焼き肉屋さんでお腹がはちきれそうになるまで、しこたま良い肉を食べた。いくらかかったか知らないけれど、絶海さんは怒らなかったし、むしろ機嫌がよかった。私は逆に、絶海さんとヒロさんがケラケラ楽しそうで、かつ母から折り返しの電話もなかったから、『大人なんてきらいだ』と少し拗ねた。
その後、ヒロさんが私たちを絶海さんの家まで送ってくれた。ヒロさんも家に上がるのかと思ったけれど、彼は「じゃあ、若。また明日」と帰っていった。
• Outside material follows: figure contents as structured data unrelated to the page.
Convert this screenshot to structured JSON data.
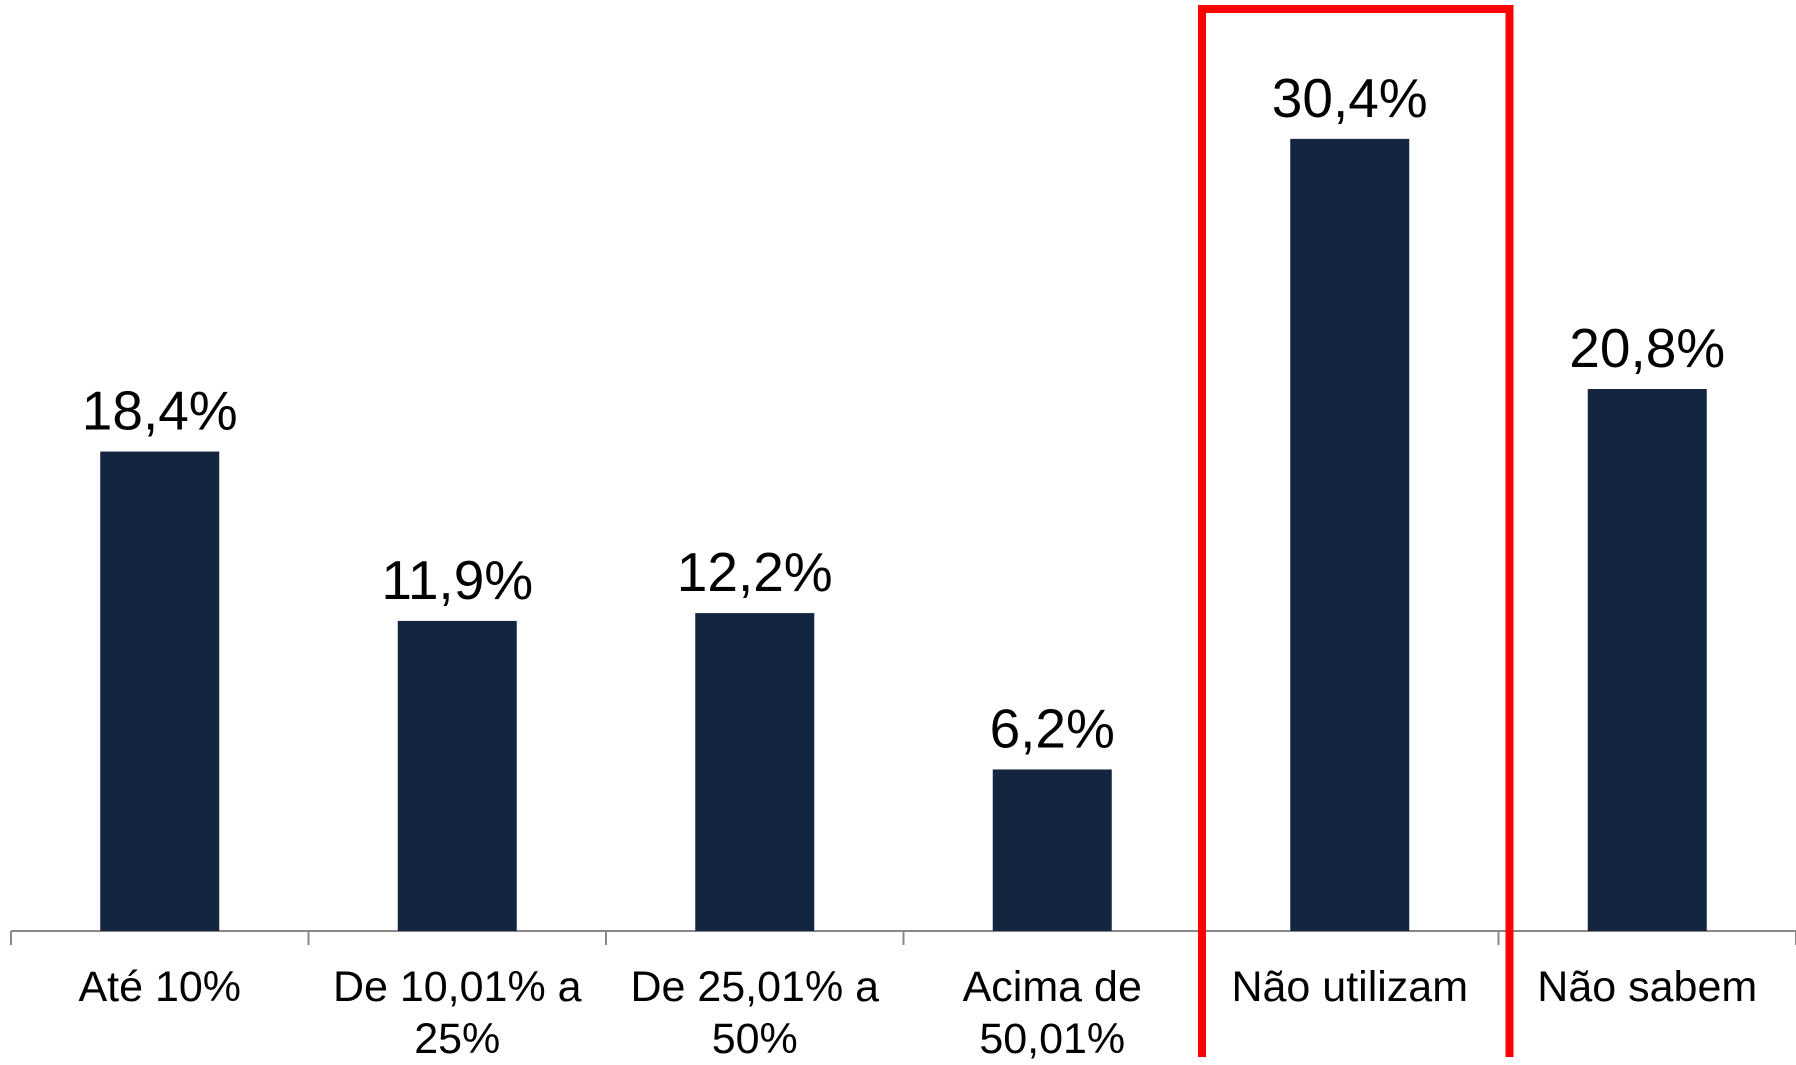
{
  "chart_data": {
    "type": "bar",
    "categories": [
      "Até 10%",
      "De 10,01% a 25%",
      "De 25,01% a 50%",
      "Acima de 50,01%",
      "Não utilizam",
      "Não sabem"
    ],
    "values": [
      18.4,
      11.9,
      12.2,
      6.2,
      30.4,
      20.8
    ],
    "value_labels": [
      "18,4%",
      "11,9%",
      "12,2%",
      "6,2%",
      "30,4%",
      "20,8%"
    ],
    "color": "#13253f",
    "ylim": [
      0,
      35
    ],
    "grid": false,
    "highlight_category": "Não utilizam",
    "highlight_color": "#ff0000"
  }
}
だから今は、絶海さんの家の前で絶海さんと二人きりだ。
冷静に考えてみると今日からこの人と二人暮らしというのは怖い気がする。まだどんな人かもわからないし、なんとなくだけどお母さんとも仲悪そうだし、それになんてったって体が大きくて、怖い。
『もし殴られたら交番に駆け込めば良いのかしら……』
そんなことを考えながら絶海さんの家を見上げる。
絶海さんの家はピカピカしている、まだ新しい、六階建てのビルだった。
「人形町ってもっと古い街なのかと思ってた。新しいビルなのね」
「通りが広いところは大方建て直されているよ。マア、木造は火事があれば燃えるからね。……江戸の華と言えば?」
「火事と喧嘩ね。……なるほど、じゃあ古い家は燃えたってこと?」
「木造の方が火事の時は好都合だよ。今の日本の法律では半焼じゃ保険が全額下りないからね……鉄骨で全額おろすには爆弾でも仕込まないと……」
そんなことを話しながら絶海さんは一歩その家に入ると、振り返り「おかえり、朱莉」と笑った。私は気恥ずかしくて「はぁ、……ただいま、絶海さん」と目を逸らした。